I'm getting a smidget of heel lift on my boots after riding them for around 2 days, the problem becomes magnified when doing toe side skidded turns at high speeds on steeps.

I have heat moldable boots which I haven't heat molded yet. Boots are rome libertines?

Would I go about fixing this by...

1. j bar then heat mold?
2. heat mold then try j bar if necessary?

3. any 3rd option here?

--Edit--

Just read more here, looks like as to my suspicion, heat molding will NOT make it better?
If I just ride it, will it be the the exact same or better than heat molding them? (molding it slowly via just using them vs heat mold)

I guess I'm going to use j bars for the heel lift problem?


----------



## boarderaholic (Aug 13, 2007)

Get rid of the stock footbeds and put some Superfeet in there. If possible, try and find some after market J-bars to put in and get some heel shims to put in there as well.
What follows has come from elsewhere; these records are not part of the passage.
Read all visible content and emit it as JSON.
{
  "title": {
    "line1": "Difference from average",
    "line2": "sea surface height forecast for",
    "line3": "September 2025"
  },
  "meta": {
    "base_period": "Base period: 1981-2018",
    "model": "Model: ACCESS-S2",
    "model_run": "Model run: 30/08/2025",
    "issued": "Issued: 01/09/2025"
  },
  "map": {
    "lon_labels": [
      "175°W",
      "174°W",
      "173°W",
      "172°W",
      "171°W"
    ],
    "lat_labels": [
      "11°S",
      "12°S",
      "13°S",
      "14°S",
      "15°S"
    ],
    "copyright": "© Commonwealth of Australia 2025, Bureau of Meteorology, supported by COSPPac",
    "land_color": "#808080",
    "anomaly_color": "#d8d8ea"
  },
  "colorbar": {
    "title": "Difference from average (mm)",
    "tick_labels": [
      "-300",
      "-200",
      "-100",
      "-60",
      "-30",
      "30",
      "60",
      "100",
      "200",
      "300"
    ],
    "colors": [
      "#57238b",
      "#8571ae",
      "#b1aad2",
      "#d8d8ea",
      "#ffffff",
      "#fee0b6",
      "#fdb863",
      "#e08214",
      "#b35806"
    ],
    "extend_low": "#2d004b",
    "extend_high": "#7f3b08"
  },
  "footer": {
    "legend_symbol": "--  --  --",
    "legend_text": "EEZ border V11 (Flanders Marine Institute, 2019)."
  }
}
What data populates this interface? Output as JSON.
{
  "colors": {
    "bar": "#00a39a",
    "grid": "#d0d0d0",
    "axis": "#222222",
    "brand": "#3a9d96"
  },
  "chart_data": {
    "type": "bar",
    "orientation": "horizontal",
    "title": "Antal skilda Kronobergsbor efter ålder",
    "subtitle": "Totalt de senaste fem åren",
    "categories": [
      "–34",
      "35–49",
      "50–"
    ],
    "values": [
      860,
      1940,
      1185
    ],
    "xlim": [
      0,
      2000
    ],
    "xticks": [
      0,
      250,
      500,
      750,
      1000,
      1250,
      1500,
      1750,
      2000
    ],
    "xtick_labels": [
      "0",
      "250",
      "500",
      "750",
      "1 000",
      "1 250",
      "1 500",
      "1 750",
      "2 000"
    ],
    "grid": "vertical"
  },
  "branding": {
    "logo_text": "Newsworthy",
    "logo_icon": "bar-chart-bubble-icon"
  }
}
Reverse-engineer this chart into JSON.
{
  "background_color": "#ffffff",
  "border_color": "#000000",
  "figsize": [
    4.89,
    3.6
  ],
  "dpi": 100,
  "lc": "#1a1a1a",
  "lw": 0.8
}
Other than that, you're pretty much hooped, unless the store has an exchange policy on boots so that will allow you to get something smaller.


----------



## NoirX252 (Aug 1, 2009)

where does the j bar go? i dont' see/feel anyplace for them to "velcro" on to (rome libertine boots)


----------



## Ghost_Rider_X (Oct 16, 2009)

j bars go on the outside of the liner above your ankle bones...the round ones that poke out on both sides. usually they're just self adhesive and stick on the liner.

i would try new insoles before anything. even with out heel lift you should get proper insoles...like superfeet. they make your boots more comfortable and supportive and because they take up room in the boot they might help your heel lift.


----------



## MunkySpunk (Jan 7, 2009)

Heat mold only packs out. You're not going to get much benefit from heat molding something that's already too large.


----------